The left eye 1 month after treatment. (a) Fundus photograph shows the retina is reattached and optic disc is not swelling. (b) OCT shows that the retina is reattached. (c) Early phase images of FA (left) and IA (right). (d) Late phase images of FA (left) and IA (right). FA and IA show no remarkable findings.

3. Discussion

Severe systemic hypertension is associated with significant damage of end organs, such as eyes, heart, central nervous system, and kidneys. Choroidal lesions are less commonly recognized than retinal and optic nerve lesions [5].

The ophthalmic artery branch of the internal carotid artery supplies the optic nerve and retina, extraocular muscles, and eyelids. Branches of ophthalmic artery include the central retinal artery and short and long posterior ciliary arteries. The central retinal artery and vein supply the inner (anterior) two thirds of the retina. The choroid lies between the retinal pigment epithelium and sclera. The choroidal circulation receives blood primarily from the short and long posterior ciliary arteries and delivers blood to the retinal pigment epithelium, optic nerve, and outer (posterior) one third of the retina. The retinal photoreceptors and pigment epithelium are nourished by an inner layer of the choroid which is called the choriocapillaris.

Accelerated hypertension and/or ophthalmic/ciliary artery occlusion may result in choroidal ischemia. With complete ophthalmic artery occlusion, both the retinal and choroidal circulations are compromised. Compromise of ciliary arteries may occur without retinal artery involvement, leading to choroidal ischemia, which causes hypertensive choroidopathy. The RPE becomes necrotic; this may result in serous retinal detachment and/or localized pigment epithelial detachment. Some of these are attributed to a breakdown of the inner blood-retinal barrier with retinal endothelial cell decompensation.

It is notable that no active leakage is observed in the area with serous retinal detachment in our patient. IA shows hypofluorescence along the retinal artery.

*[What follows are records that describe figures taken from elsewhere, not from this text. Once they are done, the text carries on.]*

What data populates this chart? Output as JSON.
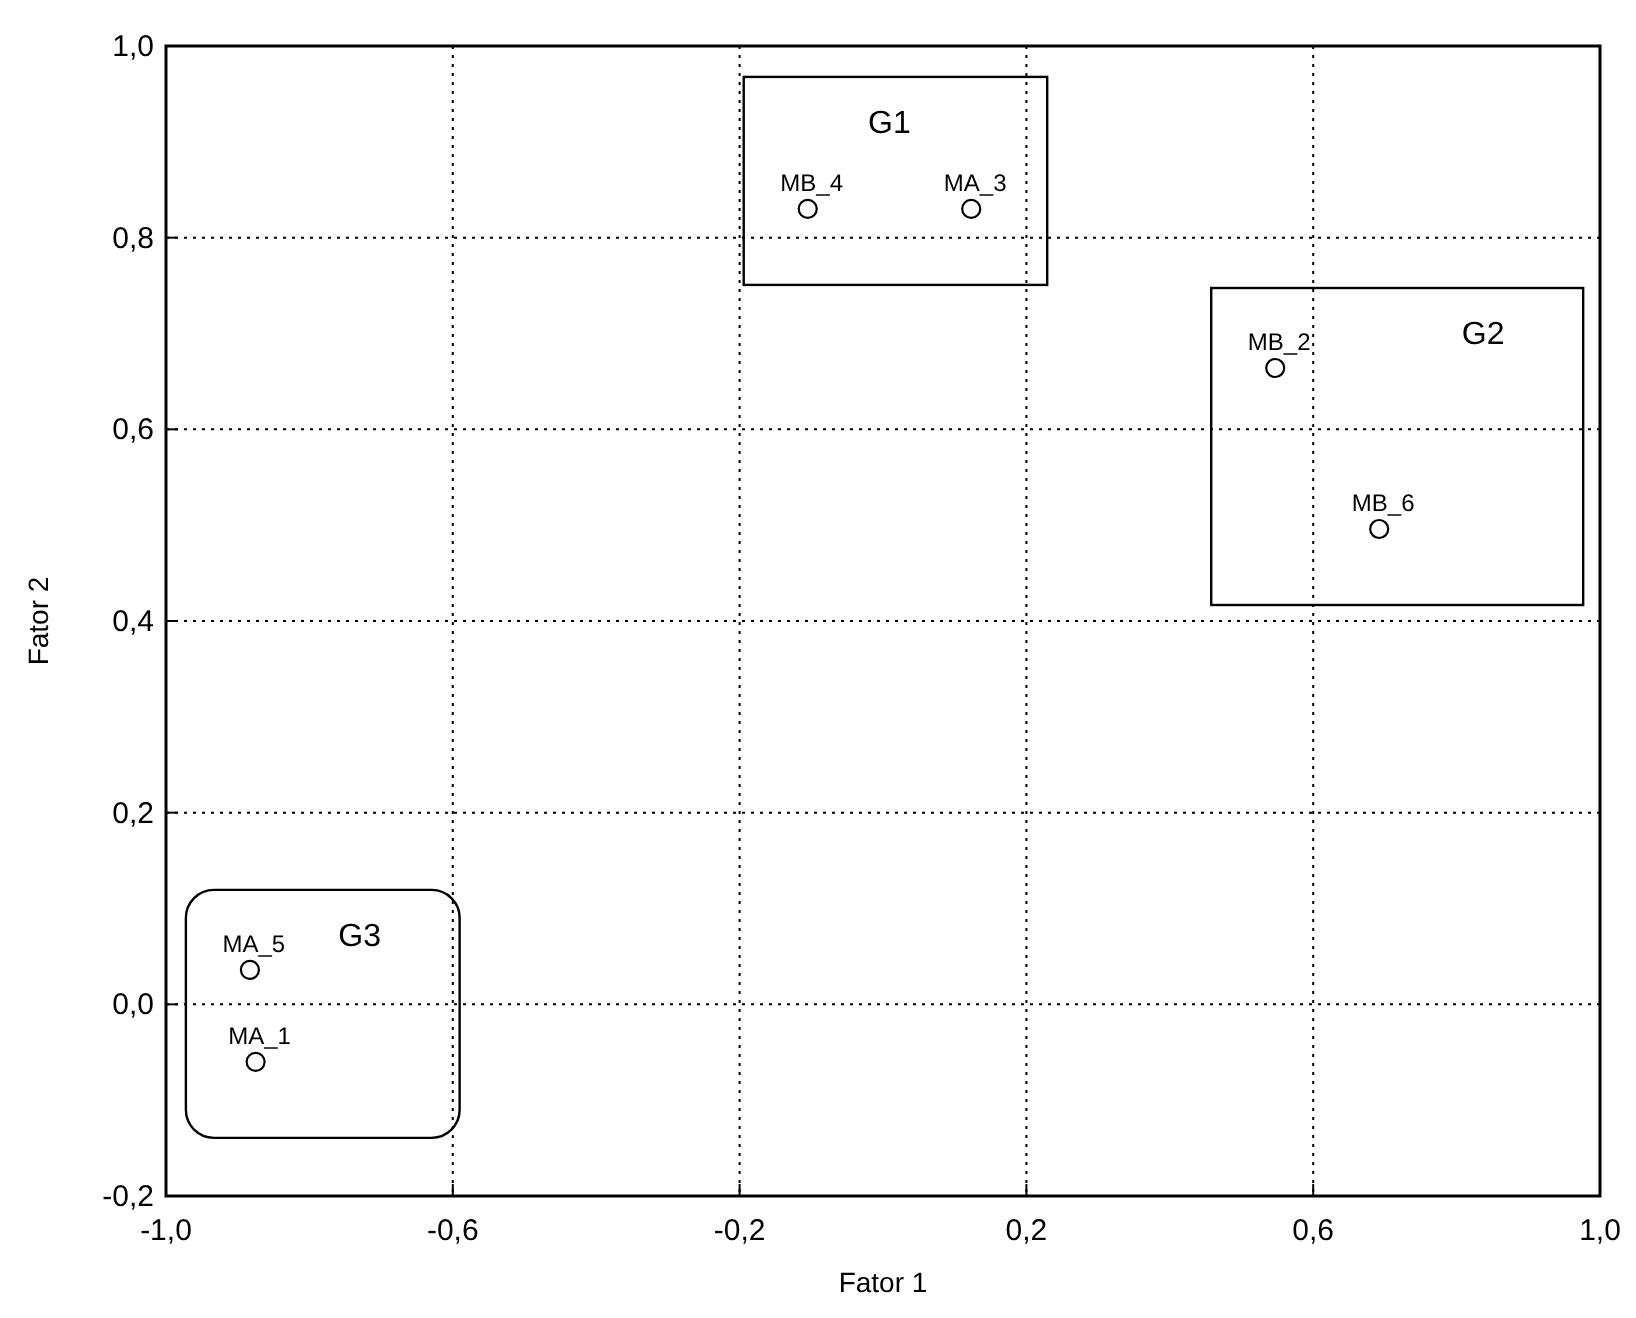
{
  "chart_data": {
    "type": "scatter",
    "xlabel": "Fator 1",
    "ylabel": "Fator 2",
    "x": [
      -0.105,
      0.123,
      0.547,
      0.692,
      -0.883,
      -0.875
    ],
    "values": [
      0.83,
      0.83,
      0.664,
      0.496,
      0.036,
      -0.06
    ],
    "color": "#000000",
    "marker": "circle",
    "grid": true,
    "xlim": [
      -1,
      1
    ],
    "ylim": [
      -0.2,
      1
    ],
    "xticks": [
      {
        "value": -1,
        "label": "-1,0"
      },
      {
        "value": -0.6,
        "label": "-0,6"
      },
      {
        "value": -0.2,
        "label": "-0,2"
      },
      {
        "value": 0.2,
        "label": "0,2"
      },
      {
        "value": 0.6,
        "label": "0,6"
      },
      {
        "value": 1,
        "label": "1,0"
      }
    ],
    "yticks": [
      {
        "value": -0.2,
        "label": "-0,2"
      },
      {
        "value": 0,
        "label": "0,0"
      },
      {
        "value": 0.2,
        "label": "0,2"
      },
      {
        "value": 0.4,
        "label": "0,4"
      },
      {
        "value": 0.6,
        "label": "0,6"
      },
      {
        "value": 0.8,
        "label": "0,8"
      },
      {
        "value": 1,
        "label": "1,0"
      }
    ],
    "annotations": [
      {
        "text": "MB_4",
        "x": -0.105,
        "y": 0.83
      },
      {
        "text": "MA_3",
        "x": 0.123,
        "y": 0.83
      },
      {
        "text": "MB_2",
        "x": 0.547,
        "y": 0.664
      },
      {
        "text": "MB_6",
        "x": 0.692,
        "y": 0.496
      },
      {
        "text": "MA_5",
        "x": -0.883,
        "y": 0.036
      },
      {
        "text": "MA_1",
        "x": -0.875,
        "y": -0.06
      },
      "G1",
      "G2",
      "G3"
    ]
  }
}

Although it is unclear that this finding is cause or effect, it may play a role in the pathogenesis of this case.

The narrowed arterioles, vascular tortuosity, and arteriolovenous nicking in the retinal vessels were also observed. These findings are relatively common in longstanding hypertension. It seems that the patient had a history of longstanding chronic hypertension, and a sudden BP elevation triggered it off and formed this condition.

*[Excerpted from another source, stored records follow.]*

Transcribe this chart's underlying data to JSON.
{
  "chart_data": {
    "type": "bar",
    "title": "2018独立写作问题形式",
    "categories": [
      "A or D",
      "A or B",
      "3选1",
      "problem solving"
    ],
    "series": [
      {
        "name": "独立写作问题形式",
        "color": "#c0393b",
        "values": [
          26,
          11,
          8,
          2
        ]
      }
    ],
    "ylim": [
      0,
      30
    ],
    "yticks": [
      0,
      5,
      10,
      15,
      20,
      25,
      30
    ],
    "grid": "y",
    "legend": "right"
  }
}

After antihypertension treatment, the serous retinal detachment disappeared, and his BCVA was recovered. In most cases with hypertensive choroidopathy, visual acuity returns to normal by controlling their BP. However, there is a case reporting that the visual acuity was not recovered in spite of being controlled the BP [6]. A patient with those findings should be considered as hypertensive choroidopathy and treated with antihypertension therapy as soon as possible.